Теперь река действительно обретает величие и дает людям понять, что ее уже не перейти вброд; а когда они строят плотину, она величественно переливается через нее плавной винно-красной дугой. Времена действительно изменились с тех пор, как маленькие серые птички с крапчатой грудкой с восхищением смотрели на ее первый каскад, с тех пор, как медведь, опуская свою огромную лапу, неуклюже расплескивал весь поток по своей косматой ноге. Теперь есть фермы, которые нужно содержать, мельничные колеса, которые нужно вращать, и корабли, которые нужно нести. Сосновые шишки, право слово! К тому же, она пережила новый и странный опыт, и ее грудь ежедневно пульсирует от приливов. И вот одна деревенская улица с белыми домами следует вдоль ее течения милю или около того, а другая улица с белыми домами спускается к ее берегу с запада, пересекает его и уходит на восток. Этот город, чьи две главные улицы образуют крест недалеко от устья реки, белый крест на конце серебряной цепи — назовем ли мы его Ситон? Это вполне подходящее название. И река будет называться Ситон-Ривер, а залив, в который она впадает, — Ситон-Бэй. Но океан, который образует залив и поглощает реку, останется Атлантическим.

Мы сказали!

Мы идем по дороге, которая следует за ручьем по его восточному берегу, пересекаем Уэст-стрит, попадаем в бедный, приходящий в упадок район, оставляем дома почти все позади, переходим через два небольших, неухоженных холма и находим справа верфь с причалами, а слева — убогий маленький коттедж, по форме напоминающий дорожный сундук и не намного больше некоторых из них. Он стоит боком к пыльной дороге, из крыши поднимается большая низкая труба, есть дверь с окном по обе стороны от нее. Снаружи с первого взгляда видно, как разделен этот дом. Внизу всего две комнаты с крошечной квадратной прихожей между ними и низкий чердак наверху. В каждой комнате по три окна, по одному на каждой из трех внешних стен.

Кухня выходила на деревню через северное окно. Напротив него был большой камин с сердито потрескивающим огнем из еловых дров, разбрасывающим искры и щепки. Стояла апрельская погода, и было еще не очень тепло. В углу у камина сидел мистер Роуэн, угрюмо покуривая трубку, устремив глаза на заднюю стенку камина. Это был крупный, сутулый мужчина с умным лицом, огрубевшим от пьянства.
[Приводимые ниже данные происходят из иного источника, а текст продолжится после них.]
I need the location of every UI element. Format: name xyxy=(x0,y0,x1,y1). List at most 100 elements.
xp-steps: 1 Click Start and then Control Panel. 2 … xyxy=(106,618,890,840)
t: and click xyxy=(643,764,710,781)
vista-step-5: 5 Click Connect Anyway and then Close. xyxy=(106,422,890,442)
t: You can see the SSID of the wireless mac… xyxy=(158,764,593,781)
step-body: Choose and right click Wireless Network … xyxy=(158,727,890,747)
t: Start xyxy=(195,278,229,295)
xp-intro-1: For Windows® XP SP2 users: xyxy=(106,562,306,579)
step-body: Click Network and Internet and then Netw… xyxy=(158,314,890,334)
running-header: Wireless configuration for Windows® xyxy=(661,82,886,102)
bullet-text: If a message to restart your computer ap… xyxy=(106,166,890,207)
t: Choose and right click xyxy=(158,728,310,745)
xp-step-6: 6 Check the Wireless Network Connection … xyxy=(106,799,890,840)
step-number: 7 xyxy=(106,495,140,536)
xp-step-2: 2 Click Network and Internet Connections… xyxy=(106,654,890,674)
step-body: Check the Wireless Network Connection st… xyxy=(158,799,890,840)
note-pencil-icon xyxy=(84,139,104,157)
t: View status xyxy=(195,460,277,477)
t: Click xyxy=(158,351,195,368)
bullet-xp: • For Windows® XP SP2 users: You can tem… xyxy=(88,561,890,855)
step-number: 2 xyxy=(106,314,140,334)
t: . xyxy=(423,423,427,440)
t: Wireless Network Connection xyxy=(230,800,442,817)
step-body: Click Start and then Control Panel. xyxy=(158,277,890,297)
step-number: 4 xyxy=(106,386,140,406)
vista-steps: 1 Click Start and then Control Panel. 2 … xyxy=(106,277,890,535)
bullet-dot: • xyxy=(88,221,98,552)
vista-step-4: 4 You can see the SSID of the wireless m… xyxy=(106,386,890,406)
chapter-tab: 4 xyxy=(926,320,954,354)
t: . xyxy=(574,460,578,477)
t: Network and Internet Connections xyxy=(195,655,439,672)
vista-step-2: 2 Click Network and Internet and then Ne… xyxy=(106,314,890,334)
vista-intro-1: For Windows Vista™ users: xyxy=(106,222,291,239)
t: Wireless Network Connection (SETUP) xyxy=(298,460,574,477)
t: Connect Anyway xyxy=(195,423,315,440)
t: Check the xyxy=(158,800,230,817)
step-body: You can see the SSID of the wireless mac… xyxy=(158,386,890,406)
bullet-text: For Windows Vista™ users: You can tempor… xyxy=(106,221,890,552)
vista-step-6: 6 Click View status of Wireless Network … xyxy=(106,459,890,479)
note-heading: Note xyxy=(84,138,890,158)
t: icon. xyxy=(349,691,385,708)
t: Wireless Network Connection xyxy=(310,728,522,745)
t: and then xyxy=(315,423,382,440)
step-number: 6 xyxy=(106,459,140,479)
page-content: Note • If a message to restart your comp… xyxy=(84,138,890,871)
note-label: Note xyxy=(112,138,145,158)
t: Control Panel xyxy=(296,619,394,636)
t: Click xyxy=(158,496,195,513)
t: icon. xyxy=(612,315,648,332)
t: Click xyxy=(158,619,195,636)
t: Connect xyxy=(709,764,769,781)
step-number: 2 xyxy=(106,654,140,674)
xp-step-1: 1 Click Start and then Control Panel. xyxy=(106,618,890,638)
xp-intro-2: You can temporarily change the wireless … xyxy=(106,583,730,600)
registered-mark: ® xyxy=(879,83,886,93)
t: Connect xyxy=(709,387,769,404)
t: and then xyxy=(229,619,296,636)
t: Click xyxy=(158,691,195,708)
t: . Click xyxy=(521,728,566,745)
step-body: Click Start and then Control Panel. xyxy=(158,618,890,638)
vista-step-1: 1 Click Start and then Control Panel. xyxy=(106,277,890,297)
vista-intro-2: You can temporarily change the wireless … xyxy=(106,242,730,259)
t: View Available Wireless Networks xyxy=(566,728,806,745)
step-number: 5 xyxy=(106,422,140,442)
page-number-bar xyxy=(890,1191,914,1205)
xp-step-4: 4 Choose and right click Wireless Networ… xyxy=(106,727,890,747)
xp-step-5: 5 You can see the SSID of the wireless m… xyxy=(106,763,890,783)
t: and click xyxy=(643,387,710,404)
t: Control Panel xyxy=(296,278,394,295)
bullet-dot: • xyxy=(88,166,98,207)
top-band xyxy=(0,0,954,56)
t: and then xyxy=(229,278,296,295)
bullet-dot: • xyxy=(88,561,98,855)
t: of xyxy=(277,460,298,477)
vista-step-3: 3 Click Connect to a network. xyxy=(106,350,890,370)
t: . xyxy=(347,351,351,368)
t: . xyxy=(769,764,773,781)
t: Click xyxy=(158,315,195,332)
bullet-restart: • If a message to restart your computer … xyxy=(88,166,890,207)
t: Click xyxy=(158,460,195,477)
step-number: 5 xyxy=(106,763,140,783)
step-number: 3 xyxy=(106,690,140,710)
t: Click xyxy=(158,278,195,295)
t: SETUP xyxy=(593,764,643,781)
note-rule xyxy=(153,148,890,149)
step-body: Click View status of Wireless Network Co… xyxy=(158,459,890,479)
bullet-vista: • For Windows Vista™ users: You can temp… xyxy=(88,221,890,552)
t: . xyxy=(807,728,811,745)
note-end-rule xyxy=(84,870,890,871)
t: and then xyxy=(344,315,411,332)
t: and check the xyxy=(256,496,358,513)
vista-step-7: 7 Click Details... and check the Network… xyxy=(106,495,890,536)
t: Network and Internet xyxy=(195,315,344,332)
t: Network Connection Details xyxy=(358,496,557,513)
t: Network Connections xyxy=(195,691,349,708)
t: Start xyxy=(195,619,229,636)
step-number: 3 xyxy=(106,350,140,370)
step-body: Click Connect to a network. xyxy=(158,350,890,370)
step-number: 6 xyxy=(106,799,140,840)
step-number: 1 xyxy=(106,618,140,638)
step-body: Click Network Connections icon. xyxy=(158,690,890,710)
Пьяница был написан на всем его облике: в опаленных черных волосах, еще не начавших седеть, в сухих губах, одутловатых чертах лица и воспаленных глазах. Он сидел в одних рубашных рукавах, нетерпеливо ожидая, пока жена поставит заплату на его единственный пиджак. Миссис Роуэн, бедная, бледная, запуганная женщина, которую знакомые дамы называли «неряхой», сидела у южного окна, тревожно морща брови над этой самой заплатой, которая была меньше дыры, которую должна была закрыть. Послеполуденное солнце расстелило золотой ковер прямо у ее ног. В его свете можно было увидеть щепки на тщательно выскобленном полу и несколько ниток на подоле ситцевого платья миссис Роуэн.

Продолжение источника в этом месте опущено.